A trove of United States military data, described by security researchers as being "highly sensitive", was reportedly unearthed on a publicly accessible Amazon server two months ago. The server contained 47 viewable files, three of which were downloadable and exposed national security data. Multiple areas of the drive were marked "Top Secret", with some sections even bearing the "NOFORN" designation, indicating that they were to be kept secret even from the USA government's foreign intelligence allies. As UpGuard's report details, Vickery also found "a virtual hard drive used for communications within secure federal IT environments" and "details concerning the Defense Department's battlefield intelligence platform" known as DCGS-A and information on Red Disk, "a troubled Defense Department cloud intelligence platform" that integrates into Red Disk.

There were also files for use with Red Disk, a Pentagon cloud intelligence programme that has had problems in becoming fully functional.

According to UpGuard, a virtual hard drive and Linux-based operating system were discovered on the leaky server, and though the researchers seemed unaware of its exact objective, the company speculated it may be used to remotely access Defence Department data. The code name designated to the Army intelligence system that the leak was a part of is "Red Disk". This platform was apparently meant to complement the USA military's existing plans for examining and sharing intelligence, surveillance and other classified information. However, the system was reportedly slow, hard to use and would crash often.

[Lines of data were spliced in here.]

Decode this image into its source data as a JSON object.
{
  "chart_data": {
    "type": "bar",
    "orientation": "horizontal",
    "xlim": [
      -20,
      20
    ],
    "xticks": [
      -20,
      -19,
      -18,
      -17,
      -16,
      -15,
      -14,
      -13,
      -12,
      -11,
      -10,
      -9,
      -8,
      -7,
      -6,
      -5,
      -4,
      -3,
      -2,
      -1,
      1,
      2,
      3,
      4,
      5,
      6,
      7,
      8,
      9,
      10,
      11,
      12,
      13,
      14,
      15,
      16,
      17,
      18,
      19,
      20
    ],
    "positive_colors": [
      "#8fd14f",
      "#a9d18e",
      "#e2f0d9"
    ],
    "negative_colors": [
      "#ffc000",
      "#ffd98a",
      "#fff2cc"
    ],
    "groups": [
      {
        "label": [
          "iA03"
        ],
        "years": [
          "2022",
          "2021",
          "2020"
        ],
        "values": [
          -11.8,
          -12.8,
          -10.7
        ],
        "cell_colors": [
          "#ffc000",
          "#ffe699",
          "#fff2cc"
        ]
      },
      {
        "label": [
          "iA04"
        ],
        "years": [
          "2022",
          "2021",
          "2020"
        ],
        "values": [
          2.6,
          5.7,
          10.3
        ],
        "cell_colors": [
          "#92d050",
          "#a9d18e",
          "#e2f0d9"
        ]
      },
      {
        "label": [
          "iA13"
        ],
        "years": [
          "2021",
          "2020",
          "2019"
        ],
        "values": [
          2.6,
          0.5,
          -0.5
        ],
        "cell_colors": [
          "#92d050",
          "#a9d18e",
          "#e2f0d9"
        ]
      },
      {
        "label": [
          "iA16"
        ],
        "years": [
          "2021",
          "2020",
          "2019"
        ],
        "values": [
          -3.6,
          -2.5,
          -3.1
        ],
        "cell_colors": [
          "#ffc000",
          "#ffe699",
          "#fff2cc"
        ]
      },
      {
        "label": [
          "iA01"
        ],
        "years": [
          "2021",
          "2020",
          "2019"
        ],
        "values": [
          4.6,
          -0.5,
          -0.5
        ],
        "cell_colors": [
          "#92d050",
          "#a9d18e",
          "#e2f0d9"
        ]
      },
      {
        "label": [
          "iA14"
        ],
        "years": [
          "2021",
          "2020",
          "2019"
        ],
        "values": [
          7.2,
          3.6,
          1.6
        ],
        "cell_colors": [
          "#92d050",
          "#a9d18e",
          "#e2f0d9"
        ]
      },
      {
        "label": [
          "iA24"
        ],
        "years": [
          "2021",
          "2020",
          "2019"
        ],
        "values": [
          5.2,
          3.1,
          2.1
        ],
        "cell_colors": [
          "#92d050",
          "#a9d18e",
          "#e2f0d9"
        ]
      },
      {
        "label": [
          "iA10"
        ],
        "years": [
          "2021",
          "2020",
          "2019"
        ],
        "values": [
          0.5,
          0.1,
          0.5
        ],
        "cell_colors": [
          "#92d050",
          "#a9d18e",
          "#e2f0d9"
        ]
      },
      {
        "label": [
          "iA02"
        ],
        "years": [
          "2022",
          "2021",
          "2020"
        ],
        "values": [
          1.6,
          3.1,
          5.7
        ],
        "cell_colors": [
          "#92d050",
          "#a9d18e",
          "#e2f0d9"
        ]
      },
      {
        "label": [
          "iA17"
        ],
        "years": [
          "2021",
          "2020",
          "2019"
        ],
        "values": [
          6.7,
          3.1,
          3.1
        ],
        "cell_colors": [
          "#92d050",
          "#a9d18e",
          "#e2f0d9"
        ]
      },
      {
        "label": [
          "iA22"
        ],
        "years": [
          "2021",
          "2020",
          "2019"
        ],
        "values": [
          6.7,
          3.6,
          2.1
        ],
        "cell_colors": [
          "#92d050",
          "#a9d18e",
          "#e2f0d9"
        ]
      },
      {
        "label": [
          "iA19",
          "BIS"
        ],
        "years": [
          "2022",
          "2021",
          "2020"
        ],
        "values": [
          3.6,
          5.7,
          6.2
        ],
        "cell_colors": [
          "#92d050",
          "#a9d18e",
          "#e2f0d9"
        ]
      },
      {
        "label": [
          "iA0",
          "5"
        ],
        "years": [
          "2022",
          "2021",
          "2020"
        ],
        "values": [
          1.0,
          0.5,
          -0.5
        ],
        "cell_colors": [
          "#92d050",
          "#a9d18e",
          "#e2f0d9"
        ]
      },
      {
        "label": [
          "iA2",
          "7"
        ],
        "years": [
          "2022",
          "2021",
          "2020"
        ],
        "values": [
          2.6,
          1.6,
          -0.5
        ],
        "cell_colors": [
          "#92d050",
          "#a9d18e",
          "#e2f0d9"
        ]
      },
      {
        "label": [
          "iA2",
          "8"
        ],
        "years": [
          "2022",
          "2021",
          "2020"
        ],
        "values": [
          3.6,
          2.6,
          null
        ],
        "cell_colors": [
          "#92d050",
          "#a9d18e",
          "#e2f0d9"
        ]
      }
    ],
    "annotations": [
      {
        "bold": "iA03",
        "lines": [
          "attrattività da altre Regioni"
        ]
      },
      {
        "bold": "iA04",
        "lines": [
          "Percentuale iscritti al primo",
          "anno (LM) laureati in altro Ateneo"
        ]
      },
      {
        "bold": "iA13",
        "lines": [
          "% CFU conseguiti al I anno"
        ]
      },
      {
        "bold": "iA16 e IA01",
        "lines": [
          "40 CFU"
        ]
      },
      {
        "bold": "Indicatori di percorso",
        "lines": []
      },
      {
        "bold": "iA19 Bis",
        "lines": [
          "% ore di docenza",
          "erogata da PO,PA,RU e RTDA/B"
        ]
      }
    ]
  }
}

Red Disk was reportedly slated to be an effective way for the Pentagon to communicate with deployed soldiers in Afghanistan, share intelligence data such as providing satellite photos, videos from drones, and more. NiFi helped Red Disk to route different kind of data to different computer systems over "geographically dispersed sites" as mentioned in the report.

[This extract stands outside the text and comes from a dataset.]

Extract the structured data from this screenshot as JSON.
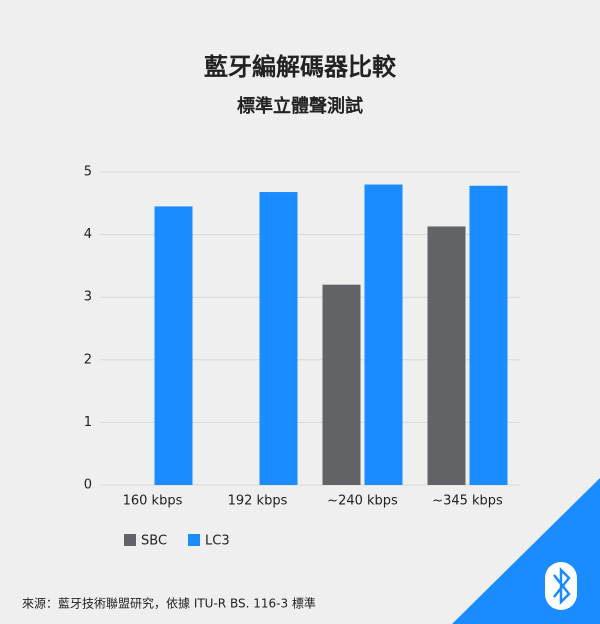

"Plainly put, the digital tools needed to potentially access the networks relied upon by multiple Pentagon intelligence agencies to disseminate information should not be something available to anybody entering a URL into a web browser", the post said.

"Regrettably, this cloud leak was entirely avoidable", O'Sullivan added.

ZDNet reported that Vickery alerted the government about the breach in October and that the S3 server was eventually secured. What is surprising about this "breach" is the fact that the information about the owner of the server is unknown at the time of writing.